Poll: 8 in 10 Americans want Trump to start following court order

Poll results released this week show that a significant majority of Americans (81%) believe that President Donald Trump’s administration should not ignore federal court orders. An expert joined Audacy this week to explore what those results could mean for the president.

“The fact of the matter is most presidents have gone along with what the courts,” said Robert Hogan, a political scientist from Louisiana State University, who joined Tommy Tucker in New Orleans.

NBC News reported that 19,410 adults participated in the poll from NBC Decision Desk and SurveyMonkey, from May 30 through June 10. While most Americans want Trump and his administration to obey court orders, the numbers look different among Republicans – they’re split 50%-50% over whether they think the president should obey federal courts.

“There’s a stark difference between you know… Republicans and Democrats – those on the right and those on the left – on matters of how the institutions of governing should behave,” said Hogan. He said that polling results can often be very different from party to party. For example, people who are members of the party with a president in power tend to say the economy is better regardless of the actual data, he said.

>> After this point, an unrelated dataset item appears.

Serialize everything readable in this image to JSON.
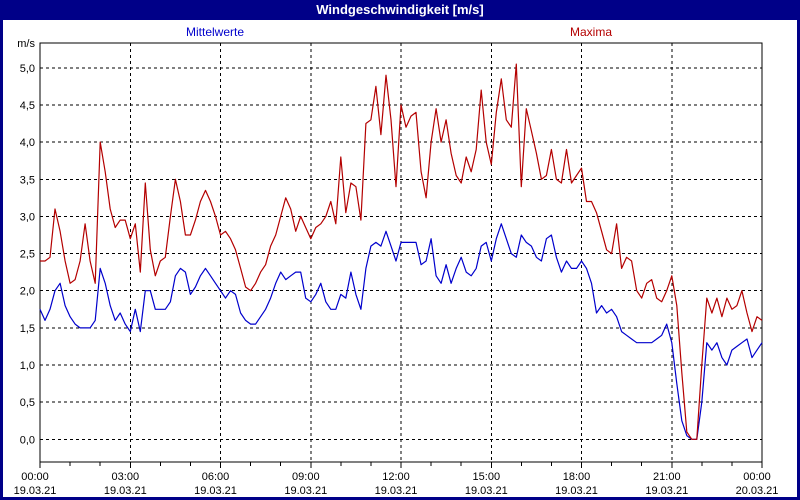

However, this issue is different, according to Hogan.

“I think this poll is a… warning sign of what’s ahead,” he told Tucker.

Concerns about whether the Trump administration plans to adhere to court rulings became heightened this year when Kilmar Armando Abrego Garcia was erroneously deported to El Salvador. A judge ruled that the administration could not deport the man but it did not comply and instead doubled down with negative claims about him.

“This is not just about one person this is about a broader issue about the constitution due process it’s about the right of people to have hearings before the government just rounds you up. And that’s why this is such a significant case, because it’s one person. But it’s about a broader, broader principle,” said David Schultz, professor of political science and law at Hamline University, in an interview with Tucker this April.

Hogan also noted that Trump has launched “vicious” attacks against federal judges who have made rulings against him. He likened this behavior as a sign of slipping from a “representative democracy” to “some sort of autocracy.”

“That is certainly not what the founders intended, and I don’t think… that’s what a lot of people living in the United States today want,” Hogan added.

At the same time, Trump has a considerable amount of power with Republican majorities in both chambers of Congress and a conservative-leaning Supreme Court. Hogan noted that the main way to check a president’s power is impeachment, which requires votes in Congress.